Albanese works closely with Andreessen Horowitz partner Jeffrey Amico, who also came aboard last year after serving as general counsel for Fluidity, a blockchain startup sold to Brooklyn, N.Y.-based ConsenSys Software Inc.
ConsenSys, which raised $65 million earlier this year from investors led by JPMorgan Chase & Co., Mastercard Inc., and UBS AG, is also the company that helped Jennings make his name in the digital asset space.
Jennings, while working as a senior associate in Latham’s emerging companies practice, partnered with ConsenSys to launch an automated convertible note that helps cryptocurrency startups on everything from capital raising to contract automation and token generation.
Aside from ConsenSys, during his time in private practice Jennings was also outside counsel to other decentralized finance protocols like Uniswap and Avalanche, whose parent company Ava Labs Inc. hired a new legal chief in May.
Andreessen Horowitz, which has invested in Uniswap, turned to Jennings and Latham to advise on the launch of its governance token, as well as the firm’s investments in non-fungible token marketplace OpenSea and Mirror.xyz, a cryptocurrency publishing tool founded by former Andreessen Horowitz partner Denis Nazarov.
Those deals and others led Andreessen Horowitz to introduce Jennings to several of its portfolio clients, the firm said.
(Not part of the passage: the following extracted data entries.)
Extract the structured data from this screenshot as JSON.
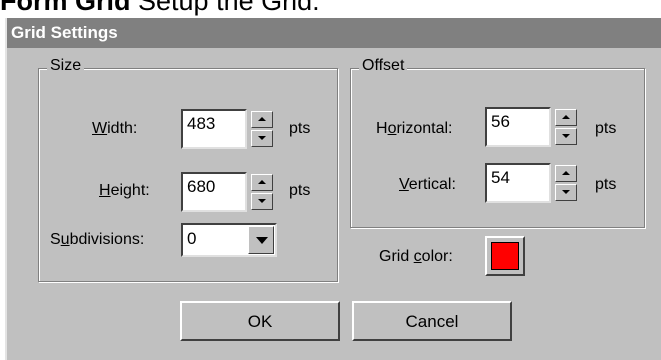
{
  "caption": {
    "bold": "Form Grid",
    "rest": " Setup the Grid."
  },
  "dialog": {
    "title": "Grid Settings",
    "size_group": {
      "label": "Size",
      "width": {
        "label_pre": "",
        "label_u": "W",
        "label_post": "idth:",
        "value": "483",
        "unit": "pts"
      },
      "height": {
        "label_pre": "",
        "label_u": "H",
        "label_post": "eight:",
        "value": "680",
        "unit": "pts"
      },
      "subdivisions": {
        "label_pre": "S",
        "label_u": "u",
        "label_post": "bdivisions:",
        "value": "0"
      }
    },
    "offset_group": {
      "label": "Offset",
      "horizontal": {
        "label_pre": "H",
        "label_u": "o",
        "label_post": "rizontal:",
        "value": "56",
        "unit": "pts"
      },
      "vertical": {
        "label_pre": "",
        "label_u": "V",
        "label_post": "ertical:",
        "value": "54",
        "unit": "pts"
      }
    },
    "grid_color": {
      "label_pre": "Grid ",
      "label_u": "c",
      "label_post": "olor:",
      "color": "#ff0000"
    },
    "ok_label": "OK",
    "cancel_label": "Cancel"
  }
}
Among its investments are Anchorage Hold LLC, a cryptocurrency custodian that last year hired general counsel Georgia Quinn.
“From this platform, we have the opportunity to support some of the world’s most talented entrepreneurs and drive the sector’s meaningful progress,” Jennings said.
Prior to joining Andreessen Horowitz, Jennings’ client list included blockchain investment firm ParaFi Capital LP, cryptocurrency-focused venture capital firm Paradigm Operations LP, and Union Square Ventures LLC, a venture firm that hired its first-ever general counsel this year after its lucrative investment in Coinbase.
In February, Jennings advised hedge fund Pantera Capital Management LP on a $15 million Series A fundraising in 0x Labs Inc., a decentralized exchange behind the ZRX token. Jennings also led a Latham team representing Bitwise Asset Management Inc. on a $70 million Series B fundraising in June.
Bitwise, the world’s largest cryptocurrency index fund manager, brought on its first-ever general counsel and chief compliance officer this year in Katherine Dowling, a former federal prosecutor who joined the San Francisco-based company after serving in the same role at financial advisory firm True Capital Management LLC.
Cryptocurrency companies have been busy recruiting lawyers to build out internal legal and compliance groups as the digital asset industry matures.
Jennings’ placement at Andreessen Horowitz was brokered by Sarah Blumling, founder and CEO of San Francisco-based legal recruiting firm QueensBench Search LLC.